Un fideicomiso financiero, regulado en Argentina dentro del Código Civil y Comercial y sujeto a la oferta pública de la CNV cuando corresponde, es un contrato mediante el cual una persona o empresa —el fiduciante— transfiere la propiedad de determinados activos (créditos por cobrar, facturas, cuotas de tarjetas, flujos de peaje, entre otros) a un patrimonio de afectación específica, administrado por un fiduciario (habitualmente una entidad financiera o sociedad especializada), con el objetivo de emitir contra ese patrimonio títulos de deuda fiduciaria y/o certificados de participación que se colocan entre inversores.

La característica jurídica central de esta estructura es la separación patrimonial: los activos transferidos al fideicomiso constituyen un patrimonio autónomo, distinto tanto del patrimonio del fiduciante que originó esos activos como del patrimonio del fiduciario que los administra. Esto implica que, ante una eventual insolvencia del fiduciante —incluso un concurso de acreedores o quiebra—, los activos ya transferidos al fideicomiso quedan protegidos de esa contingencia y continúan destinados exclusivamente a honrar los pagos comprometidos con los inversores del fideicomiso, un mecanismo conocido técnicamente como bankruptcy remoteness.

Esta separación es lo que habilita el uso de fideicomisos como herramienta de finanzas estructuradas: permite que la calidad crediticia de la emisión dependa, principalmente, de la calidad del flujo de activos cedidos —y de las mejoras crediticias estructuradas dentro del propio fideicomiso— antes que de la calificación crediticia genérica de la empresa que originó esos activos. Entre las técnicas de mejora crediticia más habituales se encuentran la subordinación (dividir la emisión en tramos senior y subordinados, donde el tramo subordinado absorbe las primeras pérdidas de la cartera antes de que el tramo senior se vea afectado) y la sobrecolateralización (ceder al fideicomiso un valor nominal de activos superior al monto efectivamente emitido, generando un colchón adicional ante eventuales incobrables).
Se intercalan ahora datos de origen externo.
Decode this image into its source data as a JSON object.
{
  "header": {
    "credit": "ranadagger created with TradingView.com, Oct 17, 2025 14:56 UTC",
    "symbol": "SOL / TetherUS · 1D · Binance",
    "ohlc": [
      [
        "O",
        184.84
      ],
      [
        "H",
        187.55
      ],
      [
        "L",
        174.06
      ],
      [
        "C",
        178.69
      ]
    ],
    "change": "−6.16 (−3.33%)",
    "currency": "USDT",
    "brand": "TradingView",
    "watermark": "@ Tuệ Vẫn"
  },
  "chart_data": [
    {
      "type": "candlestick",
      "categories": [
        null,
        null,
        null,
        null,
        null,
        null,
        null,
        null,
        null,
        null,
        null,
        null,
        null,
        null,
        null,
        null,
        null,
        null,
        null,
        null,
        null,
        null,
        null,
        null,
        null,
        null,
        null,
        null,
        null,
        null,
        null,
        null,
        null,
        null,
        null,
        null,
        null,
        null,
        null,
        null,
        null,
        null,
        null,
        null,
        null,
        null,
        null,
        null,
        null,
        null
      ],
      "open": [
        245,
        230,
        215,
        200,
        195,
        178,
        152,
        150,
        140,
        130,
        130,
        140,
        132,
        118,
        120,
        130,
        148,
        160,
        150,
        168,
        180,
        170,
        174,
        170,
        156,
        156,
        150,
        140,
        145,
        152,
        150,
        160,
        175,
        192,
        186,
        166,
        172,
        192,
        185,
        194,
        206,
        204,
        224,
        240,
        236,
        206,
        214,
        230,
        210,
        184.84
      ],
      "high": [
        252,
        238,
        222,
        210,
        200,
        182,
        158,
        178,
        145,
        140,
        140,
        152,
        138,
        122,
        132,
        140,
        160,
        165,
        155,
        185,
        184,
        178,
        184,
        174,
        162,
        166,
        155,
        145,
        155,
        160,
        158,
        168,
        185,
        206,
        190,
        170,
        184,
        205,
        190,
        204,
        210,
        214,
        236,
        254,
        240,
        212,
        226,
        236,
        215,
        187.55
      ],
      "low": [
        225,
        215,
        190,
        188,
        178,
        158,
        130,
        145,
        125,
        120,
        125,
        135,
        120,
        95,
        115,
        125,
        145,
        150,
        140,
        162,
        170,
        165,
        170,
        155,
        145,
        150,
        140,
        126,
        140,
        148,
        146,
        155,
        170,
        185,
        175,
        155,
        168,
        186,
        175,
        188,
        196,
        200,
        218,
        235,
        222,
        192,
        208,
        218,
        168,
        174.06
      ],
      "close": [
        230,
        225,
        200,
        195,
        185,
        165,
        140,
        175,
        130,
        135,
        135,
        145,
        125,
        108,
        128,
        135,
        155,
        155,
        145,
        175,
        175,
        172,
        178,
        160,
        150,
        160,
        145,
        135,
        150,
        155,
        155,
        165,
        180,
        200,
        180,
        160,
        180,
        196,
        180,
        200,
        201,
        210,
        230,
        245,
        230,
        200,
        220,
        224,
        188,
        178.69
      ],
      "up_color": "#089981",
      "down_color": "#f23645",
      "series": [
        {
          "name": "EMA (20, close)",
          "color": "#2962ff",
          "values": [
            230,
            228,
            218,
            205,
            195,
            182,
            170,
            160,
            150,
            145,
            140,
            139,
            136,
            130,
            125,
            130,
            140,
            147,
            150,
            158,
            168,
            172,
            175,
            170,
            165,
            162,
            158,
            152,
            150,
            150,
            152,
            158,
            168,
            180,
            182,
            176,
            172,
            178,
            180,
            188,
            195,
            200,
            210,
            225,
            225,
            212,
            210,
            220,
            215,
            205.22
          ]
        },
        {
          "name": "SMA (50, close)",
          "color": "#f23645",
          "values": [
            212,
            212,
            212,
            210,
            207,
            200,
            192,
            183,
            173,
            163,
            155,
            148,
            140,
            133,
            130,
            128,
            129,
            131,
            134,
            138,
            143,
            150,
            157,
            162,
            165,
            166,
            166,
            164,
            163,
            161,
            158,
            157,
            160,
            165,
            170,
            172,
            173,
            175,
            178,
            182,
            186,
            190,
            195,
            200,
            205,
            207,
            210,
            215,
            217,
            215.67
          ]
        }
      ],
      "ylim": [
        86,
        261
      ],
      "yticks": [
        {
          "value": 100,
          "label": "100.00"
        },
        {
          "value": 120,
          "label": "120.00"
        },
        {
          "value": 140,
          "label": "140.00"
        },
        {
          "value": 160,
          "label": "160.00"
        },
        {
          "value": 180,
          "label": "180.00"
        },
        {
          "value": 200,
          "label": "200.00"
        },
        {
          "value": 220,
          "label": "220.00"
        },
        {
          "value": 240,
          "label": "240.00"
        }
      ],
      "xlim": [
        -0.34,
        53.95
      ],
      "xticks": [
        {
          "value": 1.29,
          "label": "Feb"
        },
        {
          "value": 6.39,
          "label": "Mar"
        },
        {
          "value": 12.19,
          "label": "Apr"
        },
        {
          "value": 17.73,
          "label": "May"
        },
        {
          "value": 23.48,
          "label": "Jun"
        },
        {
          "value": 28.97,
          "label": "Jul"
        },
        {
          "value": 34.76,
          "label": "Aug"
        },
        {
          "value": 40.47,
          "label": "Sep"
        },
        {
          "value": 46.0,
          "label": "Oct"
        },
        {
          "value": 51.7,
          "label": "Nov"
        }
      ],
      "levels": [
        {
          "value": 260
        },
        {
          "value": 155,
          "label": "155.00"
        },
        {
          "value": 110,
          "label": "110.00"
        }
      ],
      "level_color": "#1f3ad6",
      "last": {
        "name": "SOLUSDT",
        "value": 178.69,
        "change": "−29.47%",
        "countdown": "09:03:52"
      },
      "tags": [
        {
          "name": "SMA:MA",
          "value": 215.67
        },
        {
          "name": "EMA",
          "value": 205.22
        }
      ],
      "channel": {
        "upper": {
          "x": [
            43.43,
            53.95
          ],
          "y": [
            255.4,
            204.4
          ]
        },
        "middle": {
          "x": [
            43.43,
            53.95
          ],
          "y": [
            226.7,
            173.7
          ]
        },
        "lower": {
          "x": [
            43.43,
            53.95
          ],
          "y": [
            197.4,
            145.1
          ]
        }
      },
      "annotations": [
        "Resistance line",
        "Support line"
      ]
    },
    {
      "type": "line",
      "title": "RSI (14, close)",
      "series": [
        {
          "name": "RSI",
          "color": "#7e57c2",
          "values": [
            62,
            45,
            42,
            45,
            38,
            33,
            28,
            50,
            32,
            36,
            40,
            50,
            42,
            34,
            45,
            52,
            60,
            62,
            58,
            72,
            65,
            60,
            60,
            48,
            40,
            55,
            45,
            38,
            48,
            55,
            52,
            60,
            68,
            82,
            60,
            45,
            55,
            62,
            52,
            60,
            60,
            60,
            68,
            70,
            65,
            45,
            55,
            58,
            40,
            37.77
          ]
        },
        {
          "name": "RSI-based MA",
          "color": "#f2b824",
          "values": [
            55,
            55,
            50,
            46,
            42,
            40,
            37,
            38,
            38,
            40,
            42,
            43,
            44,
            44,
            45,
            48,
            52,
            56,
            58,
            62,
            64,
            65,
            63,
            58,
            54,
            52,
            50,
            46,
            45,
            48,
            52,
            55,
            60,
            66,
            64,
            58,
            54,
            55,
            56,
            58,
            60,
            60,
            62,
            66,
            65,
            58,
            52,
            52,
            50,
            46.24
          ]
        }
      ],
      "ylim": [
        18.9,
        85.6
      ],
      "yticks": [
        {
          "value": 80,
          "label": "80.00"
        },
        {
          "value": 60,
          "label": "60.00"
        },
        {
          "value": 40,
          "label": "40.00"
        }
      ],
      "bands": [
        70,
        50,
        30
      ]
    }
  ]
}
Este diseño explica por qué, en ocasiones, un fideicomiso financiero puede obtener una calificación crediticia superior a la de la propia empresa que originó los activos cedidos: si la cartera de créditos es de buena calidad, está suficientemente diversificada entre múltiples deudores, y la estructura incorpora mecanismos robustos de mejora crediticia, el riesgo relevante para el inversor deja de ser la empresa X puede no pagar y pasa a ser la cartera específica de créditos cedidos puede no cobrarse, un riesgo típicamente más acotado y más fácil de diversificar.
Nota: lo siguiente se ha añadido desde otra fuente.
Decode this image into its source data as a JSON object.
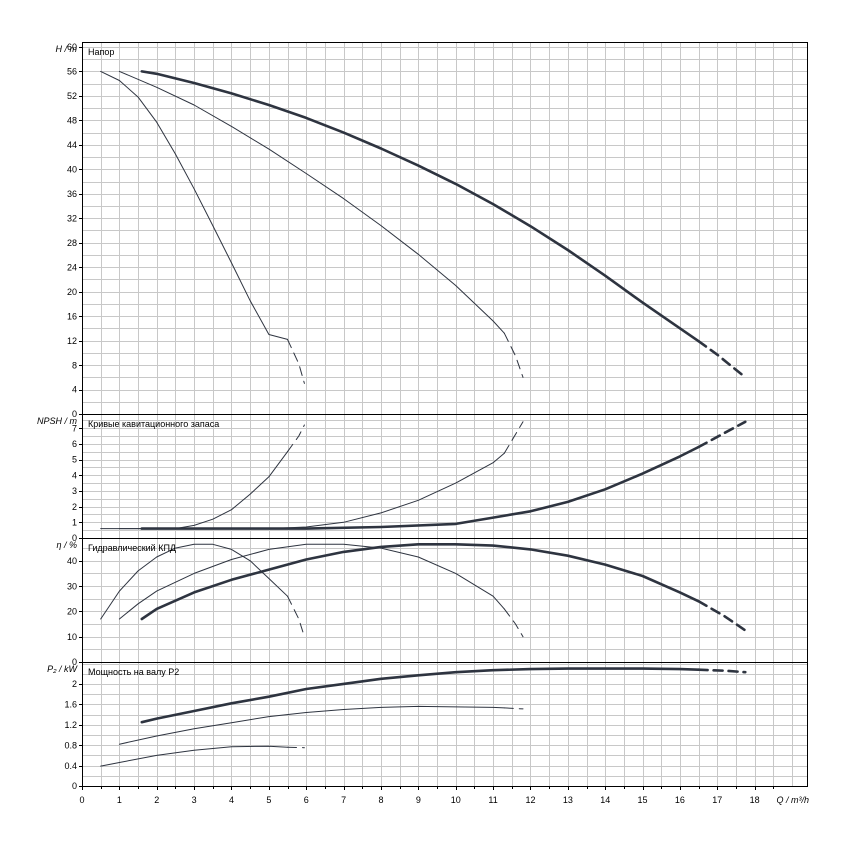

En Argentina, este instrumento se utiliza extensamente para financiamiento de consumo (tarjetas de crédito, préstamos personales), financiamiento de pymes a través del régimen de Sociedades de Garantía Recíproca, e incluso para estructurar el financiamiento de proyectos de infraestructura de sectores como energía, donde los flujos de cobro futuros de un contrato de largo plazo (por ejemplo, un contrato de venta de gas o de generación eléctrica) se ceden a un fideicomiso para adelantar el financiamiento necesario para la construcción del proyecto.